I'm gonna have to track down some of Leiber's other writing.  I've read all of the Fafhrd and Gray Mouser and love it  I need to see what his other stuff was like.

----------


## codystarbuck

More great stuff.  I watched SWAT religiously, as a kid, though I barely remember and episode details.  Mostly just the gunplay, the UPS van flying through the street and Robert Urich smiling, while Steve Forrest growled.  The tv episode books are a bast from the past.  My brother had a Happy Days one, based on the episode where Fonzie goes back to school ("Fonzie Drops In," I think).  I used to have a bunch of movie tie-in books and wish I still had some of them.  I had the one for Fitzwilly (I think it was actually an original novel that was adapted; but, it had the tie-in cover) and theLT Robin Crusoe, USN book was hilarious, unlike the actual movie (which was amusing, at best).  Zorro the Gay Blade was a riot on paper; but the film seemed to fall flat, often.  A lot of the best jokes were stepped on, in the delivery, in the film.  It just goes to show how an actor's timing and skill can affect the material.

----------


## Greg Hatcher

I appreciate the appreciation. However, I should note that i am retiring from CBR as of this week's outing. Didn't want to be a diva about it or do a big teary farewell outing or anything, but I am done. I'll be around the forums here and there, certainly, and should have a new online home in a month or so. But honestly i think I've said my piece about comic books and superheroes, after almost eleven years of a weekly column. I don't want to just endlessly repeat stuff, and honestly, the new layout is not conducive to feature writing. Parting on amicable terms. No villains or anything, it was just time. 

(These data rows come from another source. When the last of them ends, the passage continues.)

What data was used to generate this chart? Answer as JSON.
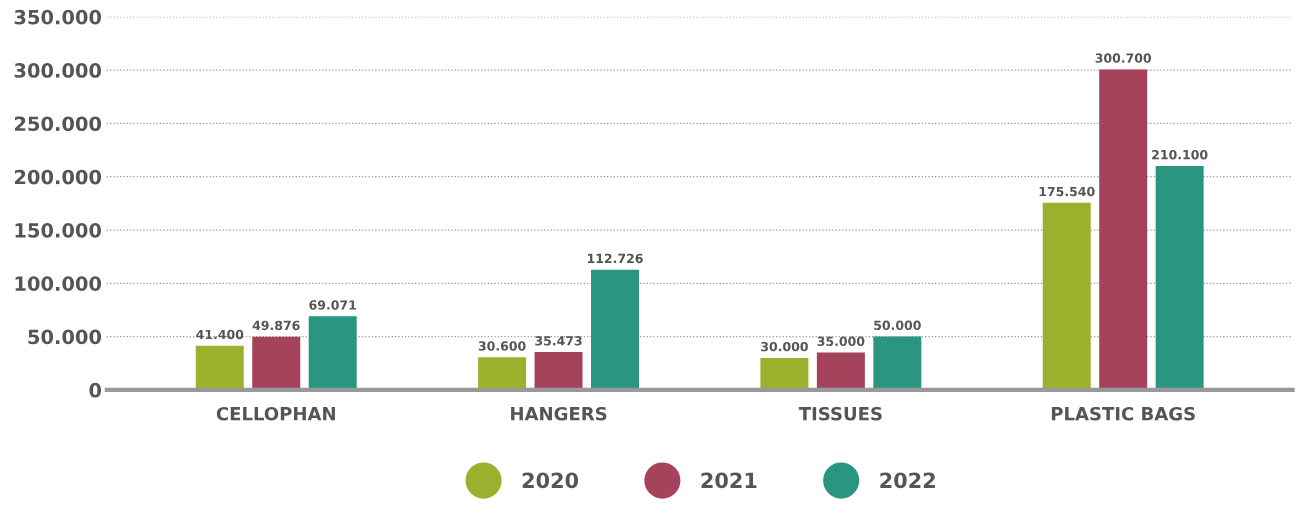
{
  "chart_data": {
    "type": "bar",
    "categories": [
      "CELLOPHAN",
      "HANGERS",
      "TISSUES",
      "PLASTIC BAGS"
    ],
    "series": [
      {
        "name": "2020",
        "color": "#9bb02c",
        "values": [
          41400,
          30600,
          30000,
          175540
        ],
        "value_labels": [
          "41.400",
          "30.600",
          "30.000",
          "175.540"
        ]
      },
      {
        "name": "2021",
        "color": "#a6435c",
        "values": [
          49876,
          35473,
          35000,
          300700
        ],
        "value_labels": [
          "49.876",
          "35.473",
          "35.000",
          "300.700"
        ]
      },
      {
        "name": "2022",
        "color": "#2a9580",
        "values": [
          69071,
          112726,
          50000,
          210100
        ],
        "value_labels": [
          "69.071",
          "112.726",
          "50.000",
          "210.100"
        ]
      }
    ],
    "ylim": [
      0,
      350000
    ],
    "yticks": [
      {
        "value": 0,
        "label": "0"
      },
      {
        "value": 50000,
        "label": "50.000"
      },
      {
        "value": 100000,
        "label": "100.000"
      },
      {
        "value": 150000,
        "label": "150.000"
      },
      {
        "value": 200000,
        "label": "200.000"
      },
      {
        "value": 250000,
        "label": "250.000"
      },
      {
        "value": 300000,
        "label": "300.000"
      },
      {
        "value": 350000,
        "label": "350.000"
      }
    ],
    "grid": "y",
    "legend": "bottom"
  }
}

Many thanks again to all who had nice things to say over the years. I assure you it means a lot.

----------


## MRP

Good luck Greg and your column will be missed. If you can, let us know where the new online home will be. Thanks for all the wonderful reading and reminiscing you have provided over the years. 

-M

----------


## codystarbuck

Can't say I am surprised.  I look forward to reading your work in the new environment.

----------


## BatFan

So I don't post much of anything, in fact i've been pretty much a lurker though I had an account on the boards before the wipe in 2014. Anywho, one of the reasons I used to love reading the CSBG blog was because of the great writing of one Mr. Hatcher. Greg, your ability to talk about all things geek and splice humor with pathos is truly a gift. I will miss your articles here at CBR but I agree, the new format is not so great for feature writing and the feedback process. 

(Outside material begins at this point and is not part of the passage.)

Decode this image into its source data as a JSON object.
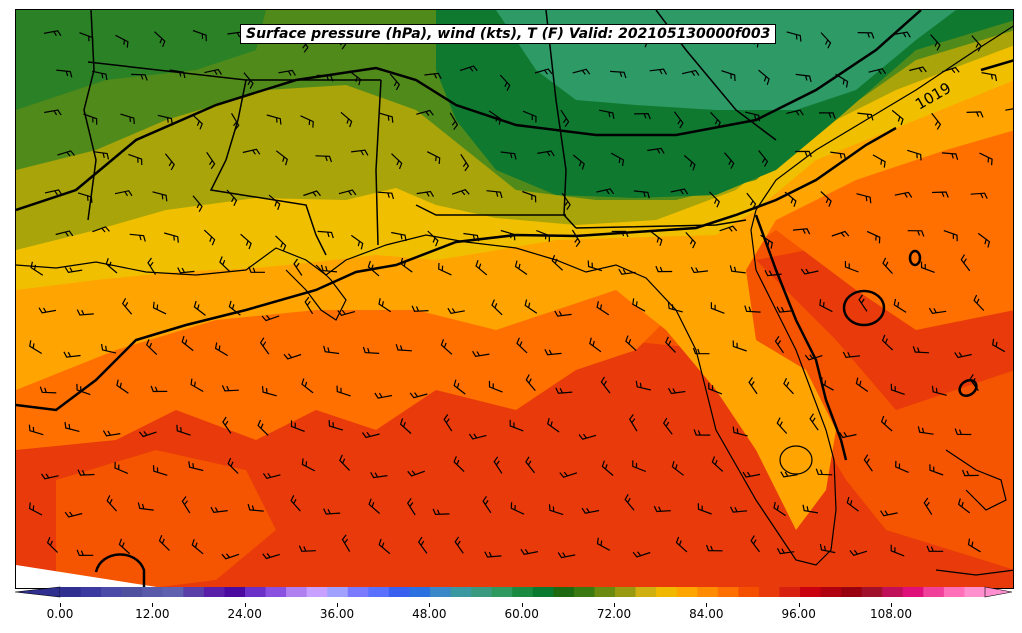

Life took me away from reading your fine articles so I have a backlog to get to but I will definitely check out your new online presence if you let us all know about it.

----------


## Greg Hatcher

We can finally announce it. This is our new home: http://atomicjunkshop.com/

If you liked us on CSBG, this is where we are now. All that and more new things too.

----------


## codystarbuck

> We can finally announce it. This is our new home: http://atomicjunkshop.com/
> 
> If you liked us on CSBG, this is where we are now. All that and more new things too.


Yeehaw!!!!!!!!!!!!!!!!!!!!!

----------